Nathaniel avait rejoint Kentin. Nous avions décidé d'un commun accord que nous regardions nos résultats en même temps. C'était très cliché mais bon, on ne les découvre qu'une seule fois dans sa vie après tout.
- Les gars. On a géré. On la tous les trois !
Kentin avait l'air d'être le plus soulagé. En même temps, son père lui avait mis une pression de dingue et l'avait menacé de le renvoyer à l'armée s'il n'avait pas son bac. Pour ma part, j'avais une moyenne d'environ douze et n'étais pas peu fière de me dire que j'avais la mention « assez bien ». Mais c'est Nathaniel qui était major de la promo. Dix-neuf de moyenne générale avec les félicitations du jury et tout ce qui allait avec.
- Alors la naine, t'as eu combien ? Ouah, j'hallucine, tout ça ? Genre t'as réussi à faire un truc ?
Une masse aux cheveux rouges venait de poser sa tête sur la mienne et m'avait piqué mon relevé de notes.
- Castiel, commence pas à me brouter l'olive. Montre-moi plutôt si toi tu as réussi à sortir quelque chose.
- Mais tout de suite, madame, me répondit-il avec un sourire au coin des lèvres.
Il me tendit sa feuille.
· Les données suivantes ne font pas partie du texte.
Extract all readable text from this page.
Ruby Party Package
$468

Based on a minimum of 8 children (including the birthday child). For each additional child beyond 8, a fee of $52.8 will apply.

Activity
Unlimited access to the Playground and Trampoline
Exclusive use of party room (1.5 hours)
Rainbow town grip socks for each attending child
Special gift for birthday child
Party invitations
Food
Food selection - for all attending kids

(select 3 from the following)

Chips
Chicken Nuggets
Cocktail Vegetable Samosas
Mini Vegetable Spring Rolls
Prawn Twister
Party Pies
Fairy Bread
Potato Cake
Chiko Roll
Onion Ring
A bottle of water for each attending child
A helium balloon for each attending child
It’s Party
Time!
Je n'arrivais pas à y croire. Castiel était le deuxième major de la promo !
- Ben si je m'attendais à ça… Genre je pensais qu'avec le temps, même Bob l'Eponge y avait élu domicile quoi.
- C'est toi plutôt qui est pas toute seule dans ta tête.
Même Kentin se retenait de rire. Oui, bon hein, je les zut d'abord.
J'allais voir les jumeaux qui m'annoncèrent qu'ils avaient réussi, laborieusement, mais que ça passait. En même temps, passer un bac S avec des maths et tout, ça relevait du miracle de réussir à l'obtenir ce truc-là.
J'appelai mes parents pour leur annoncer la bonne nouvelle. Ils étaient sortis du coma il y a quelques semaines à présent mais faisaient encore beaucoup d'allers-retours à l'hôpital et j'allais les voir toutes les semaines.
Nathaniel revint me voir et posa une main sur ma hanche.
- Tu cours partout depuis tout à l'heure, je n'ai même pas eu le temps de te féliciter !
- Ce n'est pas moi qui mériterais des félicitations, mais toi. T'as super bien géré, bravo.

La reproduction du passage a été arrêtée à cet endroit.